Siswa terlihat antusias mengikuti beragam aktivitas, mulai dari permainan tebak gaya, kuis tematik, hingga diskusi kelompok. Dalam sesi diskusi, banyak siswa berbagi kisah tentang kesulitan berkomunikasi dengan orang tua, terutama terkait penggunaan gadget dan tugas sekolah.
Seorang siswa laki-laki dengan jujur mengungkapkan: “Saya sering marah kalau ayah melarang main game. Sekarang saya tahu caranya bicara baik-baik dan jelasin alasannya.”
Pada bagian paling emosional, siswa diajak menulis jurnal, menggambar simbol perasaan, dan berbicara dalam kelompok kecil. Banyak yang akhirnya berani mengakui hal-hal yang selama ini mereka pendam.
Seorang siswi bercerita: “Lewat gambar, saya bisa bilang kalau saya stres karena ujian. Teman-teman mendengarkan dan tidak menertawakan. Saya lega.”

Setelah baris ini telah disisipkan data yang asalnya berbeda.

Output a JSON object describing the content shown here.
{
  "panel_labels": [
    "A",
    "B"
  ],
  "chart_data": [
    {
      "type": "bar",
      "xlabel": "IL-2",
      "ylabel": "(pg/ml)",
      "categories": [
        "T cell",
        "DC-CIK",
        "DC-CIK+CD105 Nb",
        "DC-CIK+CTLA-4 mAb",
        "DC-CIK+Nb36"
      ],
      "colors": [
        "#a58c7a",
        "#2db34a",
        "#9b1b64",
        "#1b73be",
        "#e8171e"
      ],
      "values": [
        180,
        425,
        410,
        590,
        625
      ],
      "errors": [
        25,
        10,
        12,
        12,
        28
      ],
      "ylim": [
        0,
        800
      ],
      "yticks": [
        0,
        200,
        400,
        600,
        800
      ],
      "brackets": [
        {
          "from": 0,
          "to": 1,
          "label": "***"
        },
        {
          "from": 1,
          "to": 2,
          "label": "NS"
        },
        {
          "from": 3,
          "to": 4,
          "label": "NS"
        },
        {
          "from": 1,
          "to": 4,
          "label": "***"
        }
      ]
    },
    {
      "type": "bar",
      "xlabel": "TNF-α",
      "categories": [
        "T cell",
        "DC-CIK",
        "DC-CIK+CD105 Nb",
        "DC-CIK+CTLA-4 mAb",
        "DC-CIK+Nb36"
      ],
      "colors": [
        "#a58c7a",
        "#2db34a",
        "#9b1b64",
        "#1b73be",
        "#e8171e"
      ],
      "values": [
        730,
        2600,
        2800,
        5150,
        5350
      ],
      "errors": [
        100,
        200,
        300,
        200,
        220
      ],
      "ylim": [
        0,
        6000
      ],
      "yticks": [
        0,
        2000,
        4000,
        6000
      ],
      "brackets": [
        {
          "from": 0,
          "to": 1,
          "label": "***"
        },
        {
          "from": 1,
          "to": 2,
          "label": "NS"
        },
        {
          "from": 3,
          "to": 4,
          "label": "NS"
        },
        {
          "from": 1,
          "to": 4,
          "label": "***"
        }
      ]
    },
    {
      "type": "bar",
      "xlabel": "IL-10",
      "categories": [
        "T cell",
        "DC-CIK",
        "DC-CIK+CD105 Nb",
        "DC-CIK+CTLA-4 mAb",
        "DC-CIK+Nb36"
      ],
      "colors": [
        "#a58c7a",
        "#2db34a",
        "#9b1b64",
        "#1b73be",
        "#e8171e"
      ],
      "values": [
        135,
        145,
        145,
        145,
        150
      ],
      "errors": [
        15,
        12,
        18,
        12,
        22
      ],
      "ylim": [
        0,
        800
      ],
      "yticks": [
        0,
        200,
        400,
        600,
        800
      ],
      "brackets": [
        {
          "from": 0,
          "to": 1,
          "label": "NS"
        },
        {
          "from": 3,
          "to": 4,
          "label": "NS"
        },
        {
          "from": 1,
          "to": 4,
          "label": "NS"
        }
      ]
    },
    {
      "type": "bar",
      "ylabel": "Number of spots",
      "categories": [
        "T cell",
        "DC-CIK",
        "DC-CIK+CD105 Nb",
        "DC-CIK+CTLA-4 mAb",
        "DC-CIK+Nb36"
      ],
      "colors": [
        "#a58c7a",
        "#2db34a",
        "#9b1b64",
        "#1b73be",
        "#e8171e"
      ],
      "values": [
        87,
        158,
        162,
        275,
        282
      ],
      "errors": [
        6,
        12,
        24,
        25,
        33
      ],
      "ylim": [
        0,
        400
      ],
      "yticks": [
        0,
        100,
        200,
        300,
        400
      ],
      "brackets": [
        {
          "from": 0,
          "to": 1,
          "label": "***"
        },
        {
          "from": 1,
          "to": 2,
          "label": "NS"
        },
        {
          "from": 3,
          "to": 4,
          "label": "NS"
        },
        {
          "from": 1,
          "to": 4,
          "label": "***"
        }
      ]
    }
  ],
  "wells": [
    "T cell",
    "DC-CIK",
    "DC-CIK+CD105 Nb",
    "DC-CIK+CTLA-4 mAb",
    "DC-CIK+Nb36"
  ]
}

Efektivitas kegiatan diukur melalui pretest dan posttest, yang dianalisis secara statistik oleh tim mahasiswa. Hasilnya mengejutkan sekaligus membanggakan: Skor pemahaman etika & kontrol emosi meningkat dari 50/100 menjadi 90/100.
Koordinator lapangan, Amsal Maharaja P. Panjaitan, menyatakan bahwa hasil ini membuktikan pendekatan kreatif mampu menembus hambatan psikologis siswa. “Mereka tidak hanya belajar secara kognitif, tetapi juga menunjukkan perubahan sikap—lebih sopan, lebih tenang, dan lebih menghargai orang tua,” sebutnya.
Guru dan pihak sekolah mengapresiasi penuh kegiatan ini dan berharap dapat menjadi model nasional. “Kami sangat terkesan. Pojok Ekspresi membantu siswa lebih komunikatif, peduli, dan siap menghadapi tantangan zaman. Kegiatan seperti ini harus direplikasi di sekolah lain,” ungkap seorang guru senior SMP Santa Lusia.
Program ini memberikan dampak multidimensi. Bagi siswa untuk meningkatkan kontrol emosi. Menumbuhkan keberanian mengekspresikan diri. Menguatkan etika dan sikap hormat terhadap orang tua dan guru
Bagi sekolah dapat menjadi inovasi pendidikan karakter. Dapat diintegrasikan ke kurikulum literasi dan kesehatan mental. Sementara bagi mahasiswa USU dapat melatih kepemimpinan, komunikasi, dan keterlibatan sosial.
Dengan dokumentasi lengkap berupa foto, video, dan laporan lapangan, program ini berhasil menciptakan pengalaman transformasional bagi semua pihak. Respon positif para siswa—yang menyebut kegiatan ini “menyenangkan, bermanfaat, dan membuka wawasan”—menjadi bukti kuat bahwa pendidikan karakter berbasis kreativitas dan interaksi sosial sangat dibutuhkan di era digital.
Inisiatif Kelompok 20 USU ini diharapkan dapat menjadi inspirasi bagi sekolah-sekolah lain di Indonesia, sebagai langkah konkrit mencetak Generasi Alpha yang sehat, sejahtera, beretika, dan siap menghadapi dunia modern tanpa kehilangan jati diri.
Kelompok mahasiswa yang terdiri dari 20 anggota ini, dengan latar belakang yang beragam, bukan hanya pelaksana program, tetapi juga penerima manfaat pengalaman berharga. Mereka belajar keterampilan keterlibatan masyarakat, merancang program sosial berbasis pendidikan, dan merefleksikan teori akademik dengan praktik lapangan yang nyata.
Anggota kelompok lainnya uakni Fadhil Muhammad Risyad, Lupita Timothy Simangunsong, Arga Valentinus Matondang, Winanda Fitri Br Ginting , Raushan Simamora, Talitha Salsabila, Tasya Ryantina Harahap, Aurelia Hadassah, Aqillah Rianti Assyfa Pasaribu, Sintia Amanda Br Barus, Magdalena Alprayani Br Tarigan, David Christian Marbun, Cecilia Maharani, Febby Wulan Dari, Evi Arnisah Siregar, Allya Azzahra, Dhayu Datin Kamila, Daradira Vonna , dan Nur Iman Izzati Binti Mahadir.